The hands-off AI permanently controlling the other three members of my team turned out to be surprisingly reliable, even when a one-eyed beast chaotically spewed ice beams everywhere that they had to dodge. I didn’t have to babysit a squishier character when an angry horde appeared out of nowhere, or worry that someone wasn’t going to trigger their devastating Skybound Art—essentially a charged-up super move capable of dealing thousands upon thousands of points worth of damage—in the short window to keep an attack chain going. It just worked.
Between the long list of characters and their even longer move lists, Relink is practically begging for extensive testing to find out which skills work best together in each character’s four skill slots. There was a danger Relink’s emphasis on combat would end up overwhelming, all the fun buried under layer after layer of intertwining systems. Thankfully concise explanations for absolutely everything are never far away: every menu is designed to give me as much information as possible with the least amount of effort.
The game soon settles into a comfortable loop, a gorgeous hub of a town offering shops, sidequests and a counter allowing me to take on a selection of increasingly difficult trials, some personal to specific characters, some designed to crush anything other than a finely tuned offline party or a coordinated group of online friends. Outside the hub, the story doesn’t waste time, dropping me off exactly where I need to be: either an enclosed battlefield or a tightly choreographed path full of monsters leading up to one. No matter where I was in the main story or the further adventures beyond it, it always felt like there was a world of exciting experiences just waiting for me to grasp them.

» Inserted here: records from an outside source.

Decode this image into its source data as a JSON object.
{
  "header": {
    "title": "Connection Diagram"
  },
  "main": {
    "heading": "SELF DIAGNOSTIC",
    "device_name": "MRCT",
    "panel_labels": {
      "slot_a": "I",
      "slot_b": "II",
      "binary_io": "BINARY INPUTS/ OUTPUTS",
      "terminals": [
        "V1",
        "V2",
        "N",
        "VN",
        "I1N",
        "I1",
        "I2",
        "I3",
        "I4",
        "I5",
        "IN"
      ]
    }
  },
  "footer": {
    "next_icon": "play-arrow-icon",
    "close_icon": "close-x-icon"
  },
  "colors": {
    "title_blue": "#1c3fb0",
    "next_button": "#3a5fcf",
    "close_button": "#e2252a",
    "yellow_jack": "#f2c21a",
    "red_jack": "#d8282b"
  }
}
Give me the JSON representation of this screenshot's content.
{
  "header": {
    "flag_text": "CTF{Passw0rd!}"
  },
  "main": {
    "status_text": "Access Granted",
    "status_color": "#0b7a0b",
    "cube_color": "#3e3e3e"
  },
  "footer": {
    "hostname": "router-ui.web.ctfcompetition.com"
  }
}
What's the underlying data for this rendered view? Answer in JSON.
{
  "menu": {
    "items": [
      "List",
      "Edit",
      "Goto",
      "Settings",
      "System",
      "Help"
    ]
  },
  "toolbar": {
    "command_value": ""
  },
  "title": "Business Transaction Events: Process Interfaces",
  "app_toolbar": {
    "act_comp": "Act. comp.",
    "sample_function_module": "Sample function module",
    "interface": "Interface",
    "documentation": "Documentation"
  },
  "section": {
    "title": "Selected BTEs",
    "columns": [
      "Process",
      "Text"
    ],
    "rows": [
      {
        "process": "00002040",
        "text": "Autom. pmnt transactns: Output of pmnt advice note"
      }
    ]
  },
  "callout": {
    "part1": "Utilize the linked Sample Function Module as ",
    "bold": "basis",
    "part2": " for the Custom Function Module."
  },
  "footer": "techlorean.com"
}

Relink’s not just a great game that’s been polished until it shines—playing it actually made me happier. I was literally on the edge of my seat at times, cheering for my crew, and always thrilled whenever some monster with glowing body parts and giant claws dared to take us on. I never had to stop having fun to tediously grind for materials during the main story; I found the game balanced to carefully provide just (and only just) enough of everything I needed to keep pushing forward. When I did lose a battle, a quick restart followed by an attempt to focus and fight better always turned things around.
That balance shifts slightly after the credits have rolled and the post-game challenge really gets into gear, but even then I regularly took on fights I was supposedly underpowered for and still came out on top by keeping a cool head and using my skills wisely, instead of expecting my stats to protect me.
I honestly enjoyed every moment of Relink, and once I finished the main game the combat encounters blossomed into something even more wonderful than they already were. The designers clearly felt free to focus on creating tough trials for the sort of person still eager to battle even after the credits rolled. I want to wring every last delicious drop out of it, and play it again purely for the pleasure of getting to spend more time with it. Action RPGs this good should be praised to the skies.